What this is actually about
We're not here to tell you your energy, your drive, and your strength don't matter at 40 and beyond. They're the entire reason this company exists. We're here because we think the men most likely to get taken by this are exactly the men we build for: guys who feel a step slower than they used to, who are tired of being tired, and who are being offered a needle by a website that has never met them and gets paid every month they stay on it.
There's a difference between raising what your body makes and replacing it. Supporting your own production — through training, sleep, bringing your bodyfat down, fixing the nutritional holes, and yes, honest supplementation formulated for men our age — works with the HPG axis instead of switching it off. It's the entire reason we built Adaptophen the way we did: to give an older athlete's own hormonal machinery what it needs to run, not to override it and take it offline. That's a different philosophy from a prescription that floods your system in week one and lets your factories rust. It's slower. It asks something of you. It also doesn't hand a subscription company the keys to your own hormones — and it doesn't leave you facing a months-long shutdown the day you decide to stop.
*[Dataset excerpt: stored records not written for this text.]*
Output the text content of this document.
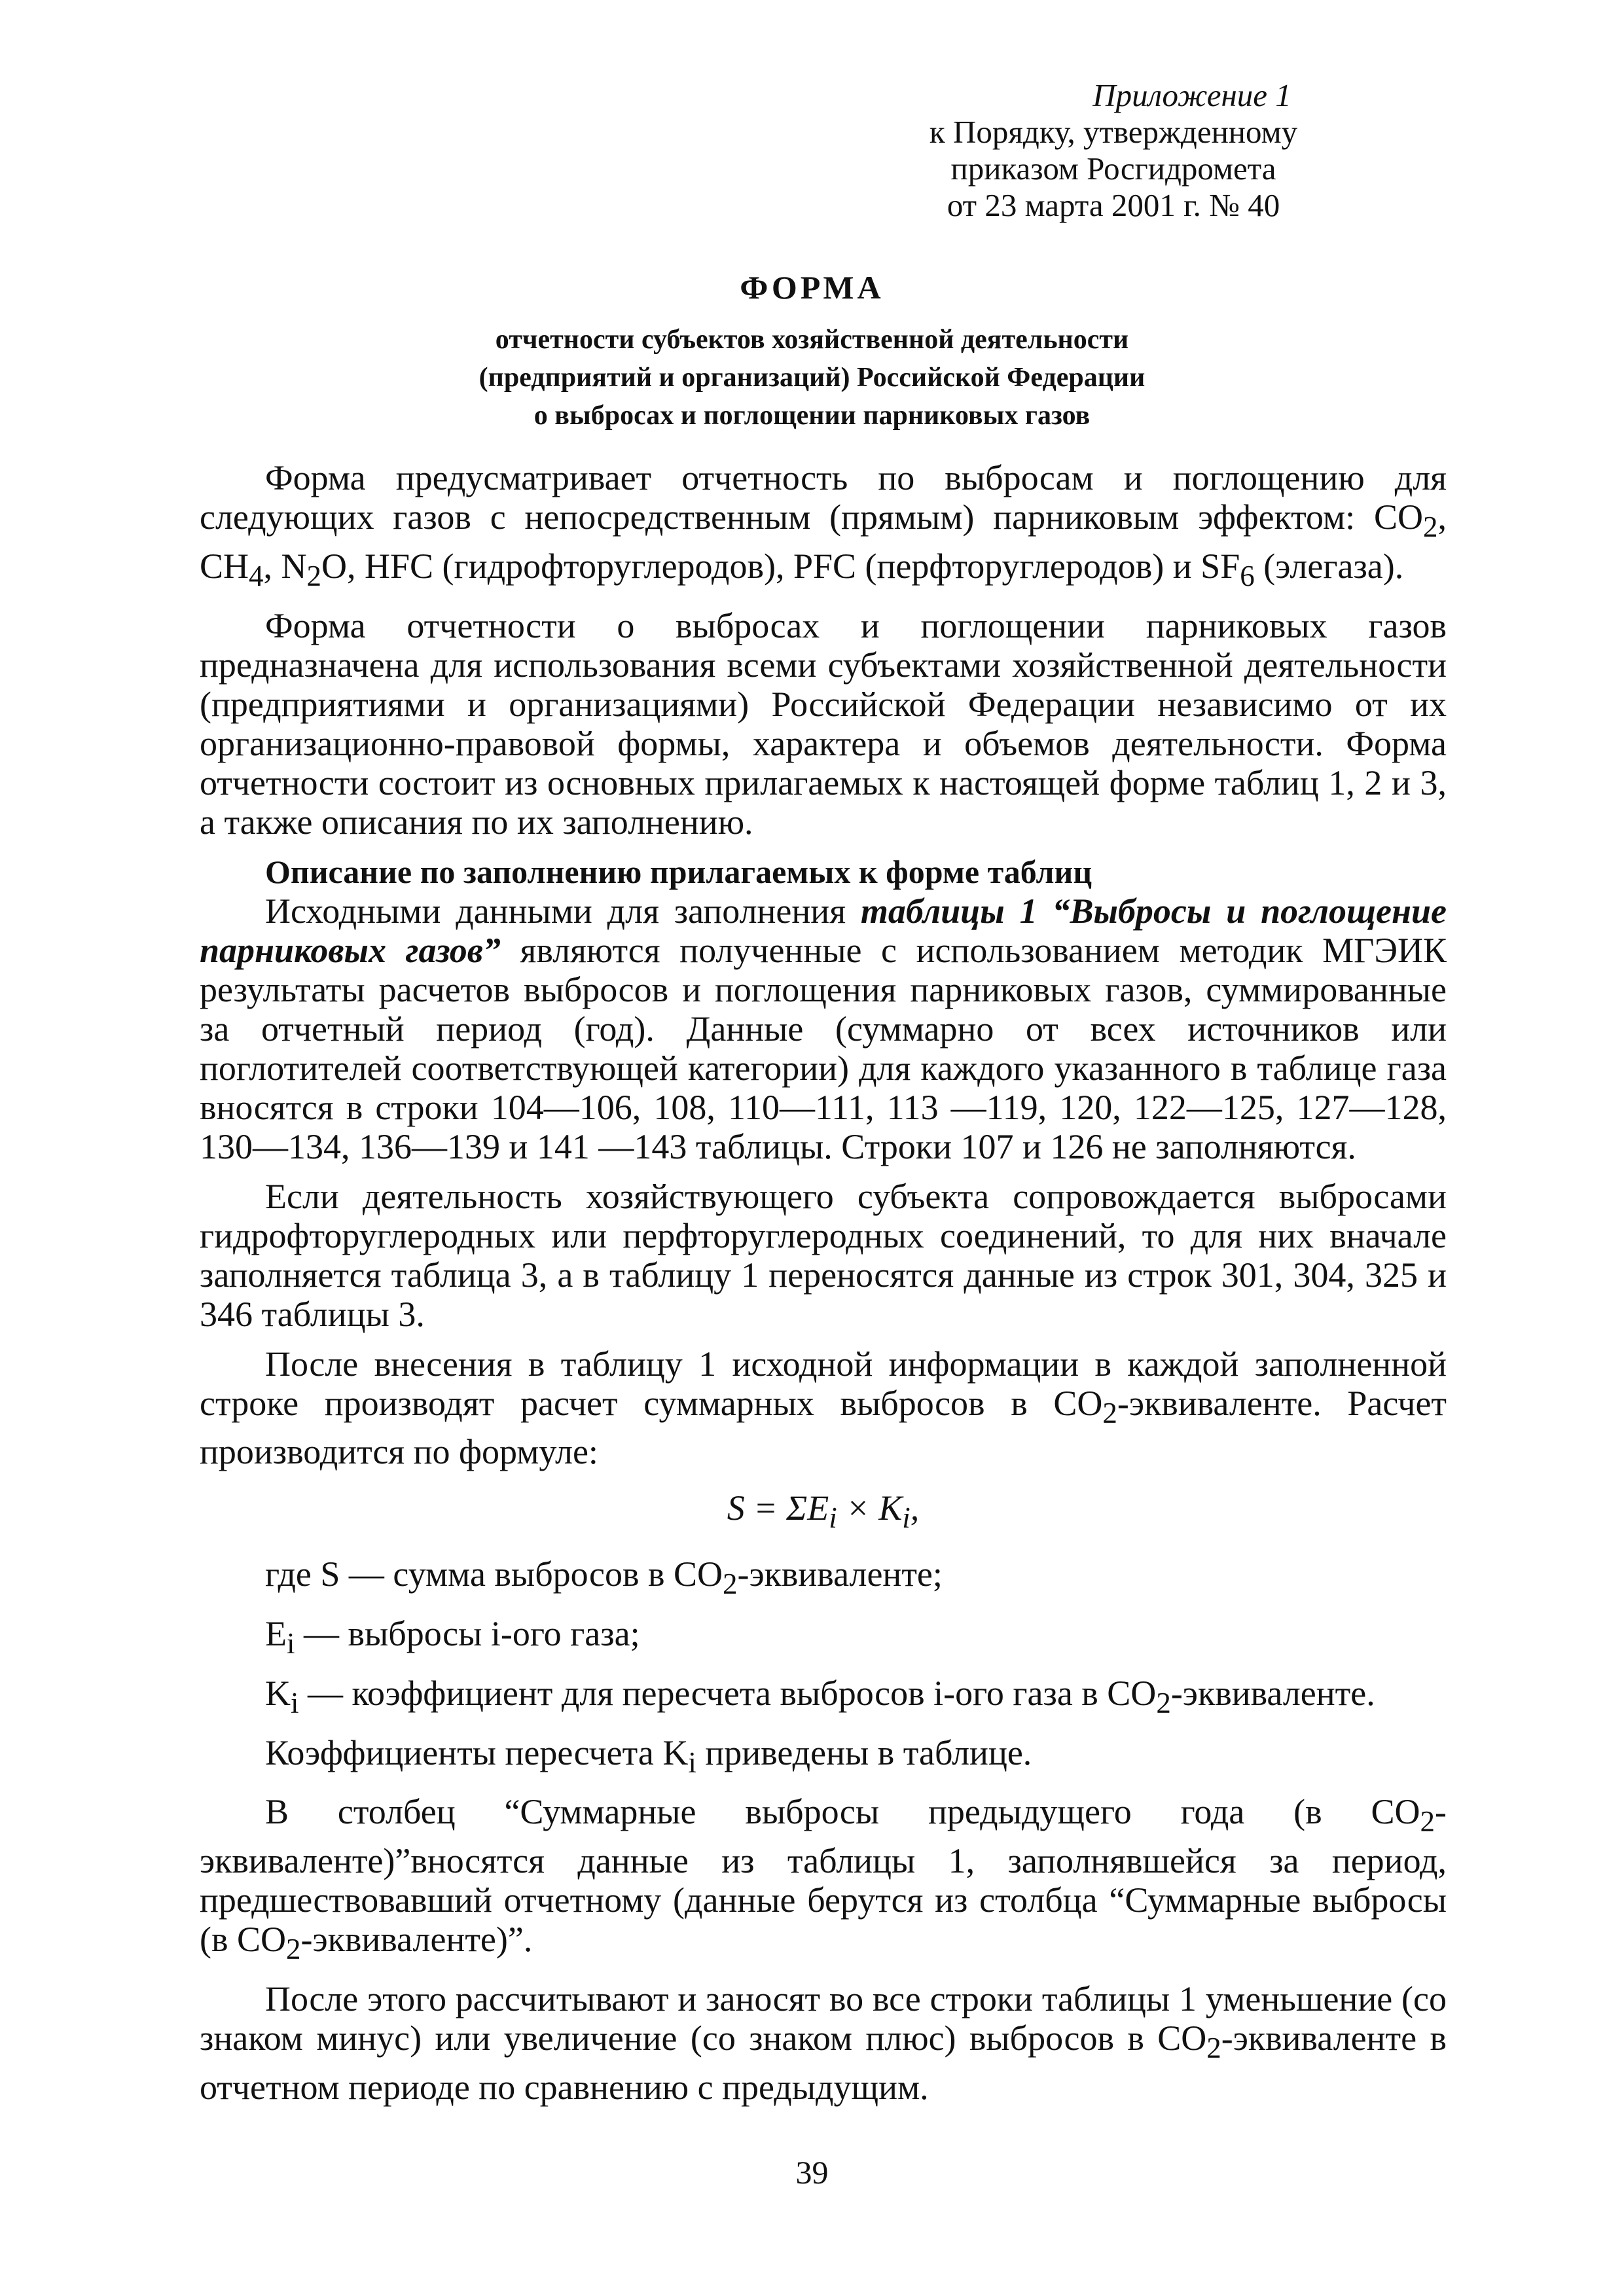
Приложение 1
к Порядку, утвержденному
приказом Росгидромета
от 23 марта 2001 г. № 40
ФОРМА
отчетности субъектов хозяйственной деятельности
(предприятий и организаций) Российской Федерации
о выбросах и поглощении парниковых газов

Форма предусматривает отчетность по выбросам и поглощению для следующих газов с непосредственным (прямым) парниковым эффектом: $CO_2$, $CH_4$, $N_2O$, HFC (гидрофторуглеродов), PFC (перфторуглеродов) и $SF_6$ (элегаза).

Форма отчетности о выбросах и поглощении парниковых газов предназначена для использования всеми субъектами хозяйственной деятельности (предприятиями и организациями) Российской Федерации независимо от их организационно-правовой формы, характера и объемов деятельности. Форма отчетности состоит из основных прилагаемых к настоящей форме таблиц 1, 2 и 3, а также описания по их заполнению.

Описание по заполнению прилагаемых к форме таблиц

Исходными данными для заполнения таблицы 1 “Выбросы и поглощение парниковых газов” являются полученные с использованием методик МГЭИК результаты расчетов выбросов и поглощения парниковых газов, суммированные за отчетный период (год). Данные (суммарно от всех источников или поглотителей соответствующей категории) для каждого указанного в таблице газа вносятся в строки 104—106, 108, 110—111, 113 —119, 120, 122—125, 127—128, 130—134, 136—139 и 141 —143 таблицы. Строки 107 и 126 не заполняются.

Если деятельность хозяйствующего субъекта сопровождается выбросами гидрофторуглеродных или перфторуглеродных соединений, то для них вначале заполняется таблица 3, а в таблицу 1 переносятся данные из строк 301, 304, 325 и 346 таблицы 3.

После внесения в таблицу 1 исходной информации в каждой заполненной строке производят расчет суммарных выбросов в $CO_2$-эквиваленте. Расчет производится по формуле:

$S = \Sigma E_i \times K_i$,

где S — сумма выбросов в $CO_2$-эквиваленте;

$E_i$ — выбросы i-ого газа;

$K_i$ — коэффициент для пересчета выбросов i-ого газа в $CO_2$-эквиваленте.

Коэффициенты пересчета $K_i$ приведены в таблице.

В столбец “Суммарные выбросы предыдущего года (в $CO_2-эквиваленте)”вносятся$ данные из таблицы 1, заполнявшейся за период, предшествовавший отчетному (данные берутся из столбца “Суммарные выбросы (в $CO_2-эквиваленте$)”.

После этого рассчитывают и заносят во все строки таблицы 1 уменьшение (со знаком минус) или увеличение (со знаком плюс) выбросов в $CO_2$-эквиваленте в отчетном периоде по сравнению с предыдущим.

39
Let's be straight about what that is and isn't, because being straight is the whole point of this article. A supplement that supports your natural production is not the same thing as exogenous testosterone, and we'd never pretend it is. If your levels are truly, clinically low, a support formula is not going to replace what a properly supervised physician can do — and we'll tell you that to your face. What it is good for is the far larger group of men who feel a step slow, whose numbers aren't rock-bottom, and who are one targeted ad away from being talked onto a needle they may never get off. For that man, working with his own biology first isn't the consolation prize. It's the smarter opening move.
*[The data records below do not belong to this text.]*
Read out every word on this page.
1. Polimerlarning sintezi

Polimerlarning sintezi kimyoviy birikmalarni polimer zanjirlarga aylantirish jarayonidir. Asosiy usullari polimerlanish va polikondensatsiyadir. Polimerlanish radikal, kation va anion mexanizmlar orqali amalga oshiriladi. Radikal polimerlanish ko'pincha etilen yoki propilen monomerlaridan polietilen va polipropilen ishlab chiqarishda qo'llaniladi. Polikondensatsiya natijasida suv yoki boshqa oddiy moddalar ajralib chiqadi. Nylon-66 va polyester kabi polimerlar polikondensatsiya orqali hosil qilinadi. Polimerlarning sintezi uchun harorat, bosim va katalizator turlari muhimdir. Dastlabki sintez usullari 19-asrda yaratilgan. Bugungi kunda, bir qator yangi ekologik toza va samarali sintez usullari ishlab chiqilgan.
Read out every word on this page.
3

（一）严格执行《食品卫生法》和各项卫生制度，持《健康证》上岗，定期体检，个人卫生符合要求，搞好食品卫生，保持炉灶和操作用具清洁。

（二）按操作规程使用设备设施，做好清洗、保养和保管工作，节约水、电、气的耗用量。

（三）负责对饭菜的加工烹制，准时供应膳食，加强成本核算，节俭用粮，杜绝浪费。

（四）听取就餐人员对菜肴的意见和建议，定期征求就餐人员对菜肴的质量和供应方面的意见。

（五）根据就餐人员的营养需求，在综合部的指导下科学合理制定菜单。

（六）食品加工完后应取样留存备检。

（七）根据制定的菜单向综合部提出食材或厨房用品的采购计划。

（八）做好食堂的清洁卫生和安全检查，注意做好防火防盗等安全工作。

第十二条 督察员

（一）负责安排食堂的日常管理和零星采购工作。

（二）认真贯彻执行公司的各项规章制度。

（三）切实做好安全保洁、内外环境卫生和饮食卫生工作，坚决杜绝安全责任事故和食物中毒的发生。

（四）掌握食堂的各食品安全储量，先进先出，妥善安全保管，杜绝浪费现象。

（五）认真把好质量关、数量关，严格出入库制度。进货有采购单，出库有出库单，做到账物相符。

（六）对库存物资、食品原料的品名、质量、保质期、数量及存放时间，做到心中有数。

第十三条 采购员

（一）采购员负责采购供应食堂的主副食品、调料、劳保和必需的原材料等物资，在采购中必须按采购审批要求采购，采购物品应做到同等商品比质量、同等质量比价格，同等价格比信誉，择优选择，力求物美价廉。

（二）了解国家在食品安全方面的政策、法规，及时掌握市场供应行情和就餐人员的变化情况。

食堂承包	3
And if your testosterone genuinely is clinically low — really, measurably, symptomatically low — then you deserve a real doctor. Someone who tests you properly, more than once, in the morning. Someone who examines you, knows your history, tells you the truth about your fertility and your blood, monitors you over time, and has no financial reason to keep you on it a single month longer than you need. That person exists. Find that. The bar for putting an exogenous hormone into your body for the rest of your life should be a lot higher than a ten-minute quiz and a credit card on file.
Ask the hard question before you start, because it's a lot harder to ask it six months in: if this works, when do I get off it — and who profits if I never do?
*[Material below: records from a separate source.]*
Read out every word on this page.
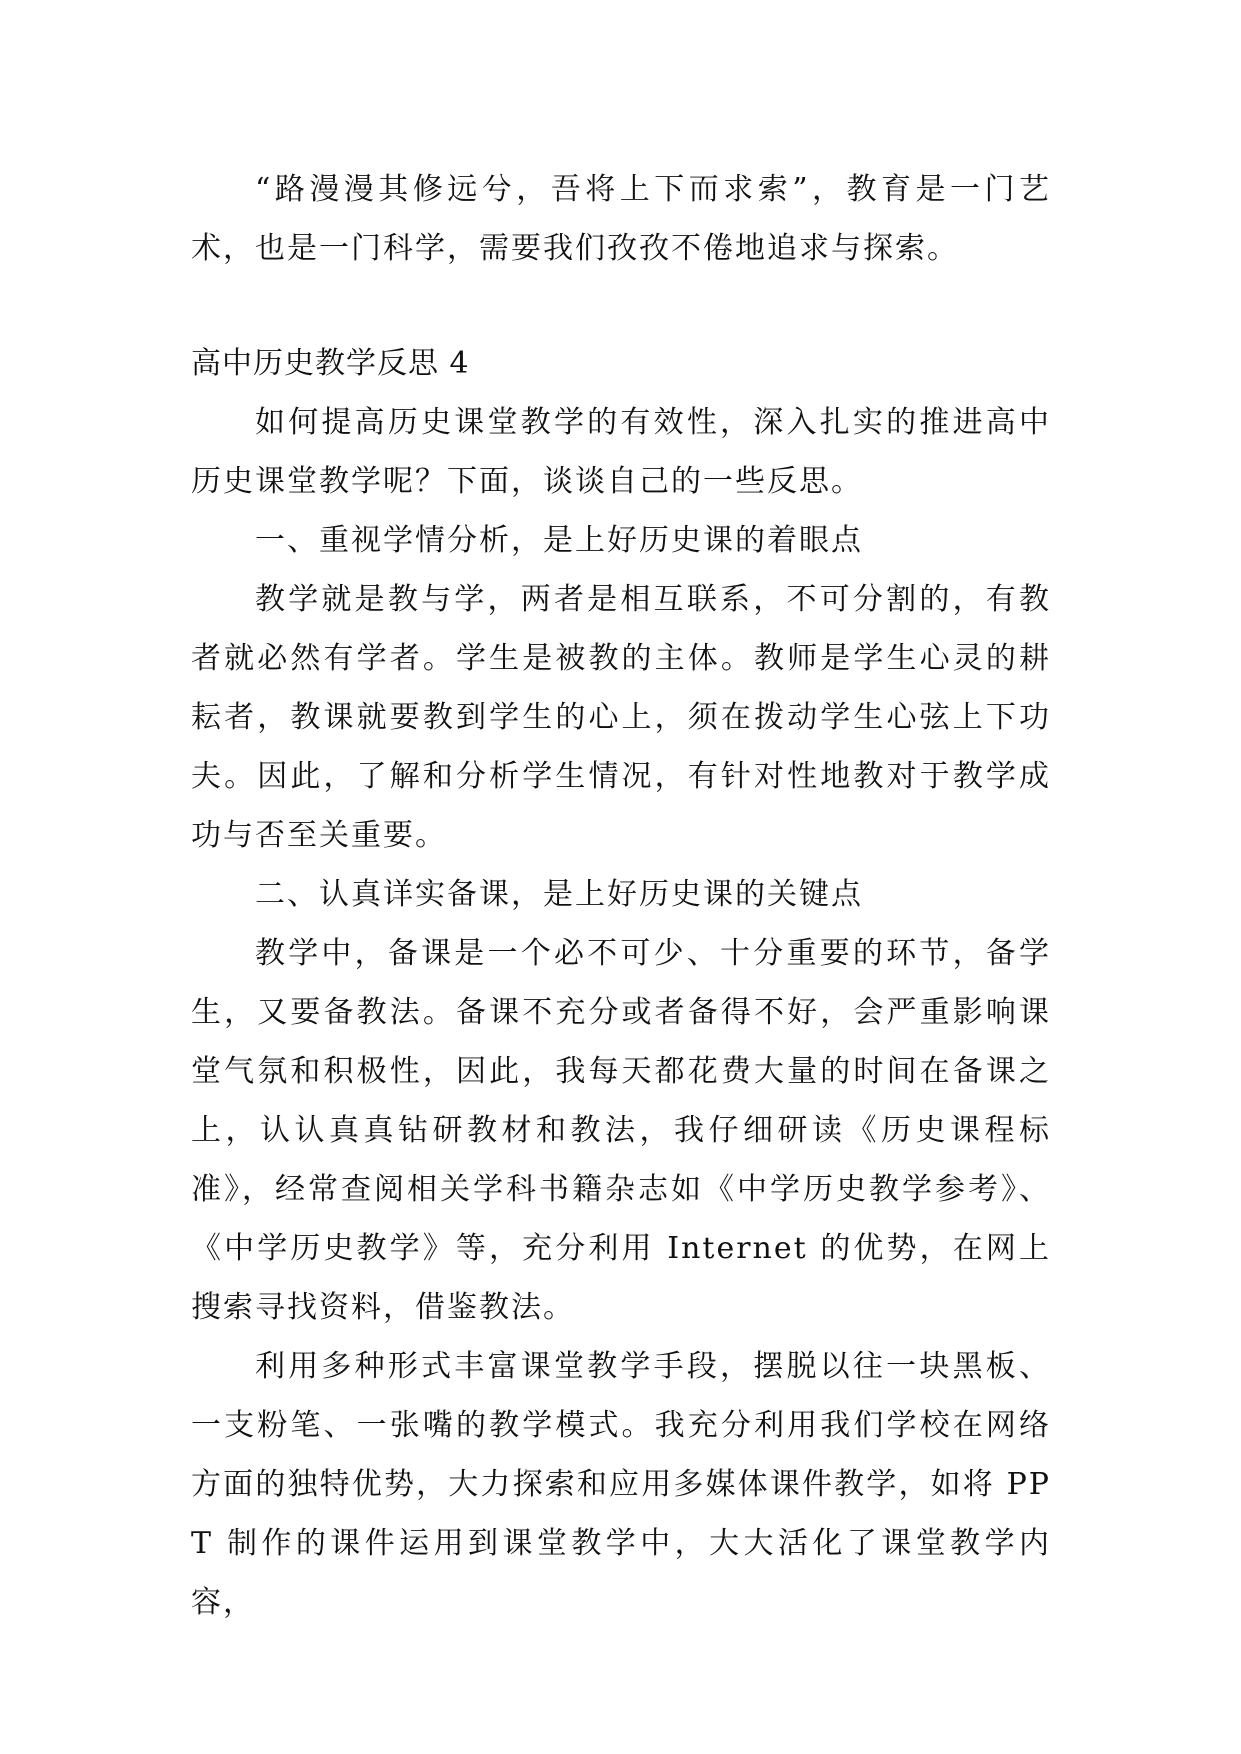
“路漫漫其修远兮，吾将上下而求索”，教育是一门艺术，也是一门科学，需要我们孜孜不倦地追求与探索。

高中历史教学反思 4

如何提高历史课堂教学的有效性，深入扎实的推进高中历史课堂教学呢？下面，谈谈自己的一些反思。

一、重视学情分析，是上好历史课的着眼点

教学就是教与学，两者是相互联系，不可分割的，有教者就必然有学者。学生是被教的主体。教师是学生心灵的耕耘者，教课就要教到学生的心上，须在拨动学生心弦上下功夫。因此，了解和分析学生情况，有针对性地教对于教学成功与否至关重要。

二、认真详实备课，是上好历史课的关键点

教学中，备课是一个必不可少、十分重要的环节，备学生，又要备教法。备课不充分或者备得不好，会严重影响课堂气氛和积极性，因此，我每天都花费大量的时间在备课之上，认认真真钻研教材和教法，我仔细研读《历史课程标准》，经常查阅相关学科书籍杂志如《中学历史教学参考》、《中学历史教学》等，充分利用 Internet 的优势，在网上搜索寻找资料，借鉴教法。

利用多种形式丰富课堂教学手段，摆脱以往一块黑板、一支粉笔、一张嘴的教学模式。我充分利用我们学校在网络方面的独特优势，大力探索和应用多媒体课件教学，如将 PPT 制作的课件运用到课堂教学中，大大活化了课堂教学内容，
If working with your own biology first sounds like the smarter opening move, that's exactly what we built Adaptophen for. Same honesty, no subscription trap — just support for the machinery you already own.
This article is for general education and is not medical advice. Testosterone replacement therapy is a legitimate, effective treatment for clinically diagnosed hypogonadism when it's supervised by a qualified physician. The concerns raised here are about business practices and diagnostic shortcuts in parts of the direct-to-consumer market — not about the medicine itself, and not about the many men who need and benefit from properly managed care. If you have symptoms you're worried about, get evaluated by a licensed clinician who tests thoroughly and has no stake in your answer.